On Saturday, September 14, 2013 9:21:21 PM UTC, GregD wrote:
>
>
>
>
>> Now for the other problem and it is with a test but along the same
>> reasoning. If we add a foreign key in a database that requires explicit
>> commands to do so, then we need to add the constraint prior to adding the
>> foreign key. This could be making a column not nullable or adding a unique
>> constraint on a composite key. Maybe other DBs will do this for you
>> implicitly, but I can not imagine all do so. So, in order to get a add
>> composite foreign key to work, I had to make sure that a unique constraint
>> existed and create it if you add a composite key. This caused the
>> following test to fail because it was adding the unique constraint prior to
>> adding the key.
>>
>> in integration/schema_test.rb about line 549
>>
>> @db.alter_table(:items) do
>> add_unique_constraint [:item_id, :id]
>> <--- this is causing the grieve
>> add_foreign_key [:id, :item_id], :items, :key=>[:item_id, :id]
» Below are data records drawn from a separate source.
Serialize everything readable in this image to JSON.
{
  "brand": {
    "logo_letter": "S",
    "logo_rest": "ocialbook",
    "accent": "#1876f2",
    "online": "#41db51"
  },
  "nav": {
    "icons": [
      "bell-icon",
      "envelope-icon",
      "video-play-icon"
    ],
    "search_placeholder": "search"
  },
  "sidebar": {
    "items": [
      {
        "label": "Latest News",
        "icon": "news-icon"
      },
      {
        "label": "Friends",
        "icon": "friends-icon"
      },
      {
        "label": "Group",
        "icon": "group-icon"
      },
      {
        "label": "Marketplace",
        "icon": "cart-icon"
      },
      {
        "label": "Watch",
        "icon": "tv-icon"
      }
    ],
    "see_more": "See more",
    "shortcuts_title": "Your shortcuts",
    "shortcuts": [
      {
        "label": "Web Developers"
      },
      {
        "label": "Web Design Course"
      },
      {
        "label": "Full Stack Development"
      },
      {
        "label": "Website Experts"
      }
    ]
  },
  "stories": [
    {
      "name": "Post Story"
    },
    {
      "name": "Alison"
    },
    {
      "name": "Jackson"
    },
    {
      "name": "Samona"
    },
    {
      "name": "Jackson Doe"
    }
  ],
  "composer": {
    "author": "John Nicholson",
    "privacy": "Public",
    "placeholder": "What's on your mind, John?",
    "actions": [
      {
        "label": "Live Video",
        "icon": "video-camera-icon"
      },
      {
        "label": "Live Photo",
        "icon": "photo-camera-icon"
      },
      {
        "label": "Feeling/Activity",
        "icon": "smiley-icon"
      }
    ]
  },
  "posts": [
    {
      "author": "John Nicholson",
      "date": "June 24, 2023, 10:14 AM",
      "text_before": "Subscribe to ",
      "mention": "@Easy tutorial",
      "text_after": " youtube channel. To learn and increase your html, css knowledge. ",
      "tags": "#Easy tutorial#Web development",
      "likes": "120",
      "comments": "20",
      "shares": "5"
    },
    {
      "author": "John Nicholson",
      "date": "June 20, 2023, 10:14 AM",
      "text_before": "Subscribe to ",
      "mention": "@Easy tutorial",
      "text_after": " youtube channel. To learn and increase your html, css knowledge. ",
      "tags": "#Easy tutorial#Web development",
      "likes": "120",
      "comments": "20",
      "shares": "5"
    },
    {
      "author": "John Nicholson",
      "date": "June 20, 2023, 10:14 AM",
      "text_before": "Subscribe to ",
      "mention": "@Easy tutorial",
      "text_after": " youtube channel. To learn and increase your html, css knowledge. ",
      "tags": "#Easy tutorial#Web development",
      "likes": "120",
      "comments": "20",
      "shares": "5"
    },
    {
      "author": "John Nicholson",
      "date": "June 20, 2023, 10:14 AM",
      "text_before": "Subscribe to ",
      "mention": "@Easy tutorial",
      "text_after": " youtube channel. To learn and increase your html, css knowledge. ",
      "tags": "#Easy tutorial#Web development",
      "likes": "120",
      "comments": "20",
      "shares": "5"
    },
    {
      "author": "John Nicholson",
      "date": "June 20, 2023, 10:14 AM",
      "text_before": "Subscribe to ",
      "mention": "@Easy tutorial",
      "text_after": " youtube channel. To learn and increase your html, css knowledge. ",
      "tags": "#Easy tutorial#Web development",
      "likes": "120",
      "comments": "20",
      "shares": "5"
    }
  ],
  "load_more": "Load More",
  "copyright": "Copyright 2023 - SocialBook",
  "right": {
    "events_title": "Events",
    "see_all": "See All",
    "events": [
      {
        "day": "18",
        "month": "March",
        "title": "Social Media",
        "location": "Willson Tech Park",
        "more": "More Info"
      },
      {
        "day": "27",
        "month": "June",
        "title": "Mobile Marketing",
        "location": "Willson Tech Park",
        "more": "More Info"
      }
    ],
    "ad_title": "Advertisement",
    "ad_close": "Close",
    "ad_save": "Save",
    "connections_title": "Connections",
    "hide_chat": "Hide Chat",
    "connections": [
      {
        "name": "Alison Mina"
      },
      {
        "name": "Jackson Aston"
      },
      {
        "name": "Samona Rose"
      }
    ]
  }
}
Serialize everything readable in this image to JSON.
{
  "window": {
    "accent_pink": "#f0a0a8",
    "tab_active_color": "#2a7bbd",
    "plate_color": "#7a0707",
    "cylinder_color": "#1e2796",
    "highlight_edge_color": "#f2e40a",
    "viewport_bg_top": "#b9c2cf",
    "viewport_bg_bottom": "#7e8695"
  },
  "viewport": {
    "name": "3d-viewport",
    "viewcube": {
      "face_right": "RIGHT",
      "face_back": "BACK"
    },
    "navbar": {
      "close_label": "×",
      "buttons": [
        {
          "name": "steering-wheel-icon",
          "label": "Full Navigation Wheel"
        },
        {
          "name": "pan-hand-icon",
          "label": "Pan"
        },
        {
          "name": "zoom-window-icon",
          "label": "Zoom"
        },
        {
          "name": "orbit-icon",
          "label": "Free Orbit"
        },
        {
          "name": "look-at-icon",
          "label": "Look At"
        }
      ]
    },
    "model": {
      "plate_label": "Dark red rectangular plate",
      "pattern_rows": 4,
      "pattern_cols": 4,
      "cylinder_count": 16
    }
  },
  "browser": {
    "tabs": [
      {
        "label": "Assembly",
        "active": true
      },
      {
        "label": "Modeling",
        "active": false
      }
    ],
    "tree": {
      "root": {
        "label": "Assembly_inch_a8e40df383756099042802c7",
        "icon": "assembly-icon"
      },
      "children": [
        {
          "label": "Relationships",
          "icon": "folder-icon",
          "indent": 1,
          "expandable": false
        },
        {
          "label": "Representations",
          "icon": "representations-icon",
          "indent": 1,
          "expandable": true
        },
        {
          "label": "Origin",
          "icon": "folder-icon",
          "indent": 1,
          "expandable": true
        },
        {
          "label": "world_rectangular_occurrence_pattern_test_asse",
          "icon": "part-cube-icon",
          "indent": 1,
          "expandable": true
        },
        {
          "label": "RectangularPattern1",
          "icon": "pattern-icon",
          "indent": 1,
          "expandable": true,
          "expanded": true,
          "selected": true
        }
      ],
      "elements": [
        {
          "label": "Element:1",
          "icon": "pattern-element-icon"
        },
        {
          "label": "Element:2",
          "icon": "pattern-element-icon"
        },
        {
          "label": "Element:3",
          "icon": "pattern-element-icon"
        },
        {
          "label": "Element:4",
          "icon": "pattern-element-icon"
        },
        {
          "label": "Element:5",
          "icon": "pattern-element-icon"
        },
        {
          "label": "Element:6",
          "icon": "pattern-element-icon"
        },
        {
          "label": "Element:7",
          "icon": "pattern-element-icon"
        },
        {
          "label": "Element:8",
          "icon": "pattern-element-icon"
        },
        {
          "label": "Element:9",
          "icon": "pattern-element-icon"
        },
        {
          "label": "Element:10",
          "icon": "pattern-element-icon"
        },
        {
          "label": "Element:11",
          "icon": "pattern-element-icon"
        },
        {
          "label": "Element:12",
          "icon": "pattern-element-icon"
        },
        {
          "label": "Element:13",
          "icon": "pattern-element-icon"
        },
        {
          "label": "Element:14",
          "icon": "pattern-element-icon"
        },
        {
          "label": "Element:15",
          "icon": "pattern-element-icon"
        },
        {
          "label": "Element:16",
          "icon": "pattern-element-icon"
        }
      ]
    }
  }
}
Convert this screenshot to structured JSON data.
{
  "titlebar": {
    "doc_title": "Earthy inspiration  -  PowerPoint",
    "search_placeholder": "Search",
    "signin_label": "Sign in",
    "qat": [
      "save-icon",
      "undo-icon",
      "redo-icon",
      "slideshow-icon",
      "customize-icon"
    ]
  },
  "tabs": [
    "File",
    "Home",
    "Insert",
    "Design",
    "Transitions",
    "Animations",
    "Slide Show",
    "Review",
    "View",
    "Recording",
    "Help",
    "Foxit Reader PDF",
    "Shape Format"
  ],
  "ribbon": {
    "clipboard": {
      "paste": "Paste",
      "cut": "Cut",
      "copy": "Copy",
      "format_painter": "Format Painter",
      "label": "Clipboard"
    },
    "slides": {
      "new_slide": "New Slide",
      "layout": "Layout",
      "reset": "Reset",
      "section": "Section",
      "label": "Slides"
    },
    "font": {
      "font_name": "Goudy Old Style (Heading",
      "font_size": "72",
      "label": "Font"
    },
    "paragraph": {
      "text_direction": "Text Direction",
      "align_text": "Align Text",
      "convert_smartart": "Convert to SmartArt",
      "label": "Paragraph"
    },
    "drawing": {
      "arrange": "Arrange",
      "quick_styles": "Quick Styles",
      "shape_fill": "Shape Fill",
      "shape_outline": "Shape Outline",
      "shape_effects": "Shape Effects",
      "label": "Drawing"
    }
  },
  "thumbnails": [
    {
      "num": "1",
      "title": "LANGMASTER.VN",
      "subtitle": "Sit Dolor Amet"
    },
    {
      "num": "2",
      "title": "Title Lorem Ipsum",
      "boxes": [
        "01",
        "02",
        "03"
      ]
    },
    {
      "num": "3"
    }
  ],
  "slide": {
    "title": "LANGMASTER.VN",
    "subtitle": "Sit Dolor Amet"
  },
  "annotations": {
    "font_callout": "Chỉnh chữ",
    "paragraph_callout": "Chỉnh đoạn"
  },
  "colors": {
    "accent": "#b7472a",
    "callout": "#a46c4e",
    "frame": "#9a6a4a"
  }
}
>> <--- because of the checking, this will also add the constraint for a
>> db that requires it do.
>> end
>>
>>
>> My thought is this test was set up for a database that requires explicit
>> commands and other test were mostly set up for database that will
>> implicitly do things for you if they are not there.
>>
>
> If your add_foreign_key is also adding a unique or NOT NULL constraint to
> the referenced table, I think that is what needs to change.
> alter_table(:foo){add_foreign_key :column, :bar} should never do anything
> starting with ALTER TABLE bar. If there needs to be a unique or NOT NULL
> constraint on the referenced table, then the user should add that manually.
>
>
> Then this is breaking the other test. Hence my dilemma. In the other
> test, it is only adding a foreign key (composite key) without creating the
> unique constraint like this one is. This makes SqlAnywhere throw an
> exception. So either, this test needs to change or the other. Either
> force the creation of a unique constraint or not, but it must be
> consistent. Based on your response, I say the test that is adding a
> foreign composite key must add the unique constraint prior to adding the
> foreign key like this test is. Add based on your response, I guess I'm
> violating this by altering columns in the referencing table to be not null
> when adding a single foreign key column to prevent SqlAnywhere from
> throwing an exception and those tests should be changed to make those
> explicit not nulls, etc.
>
I agree that the other test should change so that the unique constraint is
added manually (even if that isn't necessary on other databases).
Definitely altering the referenced table implicitly when adding the foreign
key is not good. Modifying the tests to use explicit NOT NULL is fine too.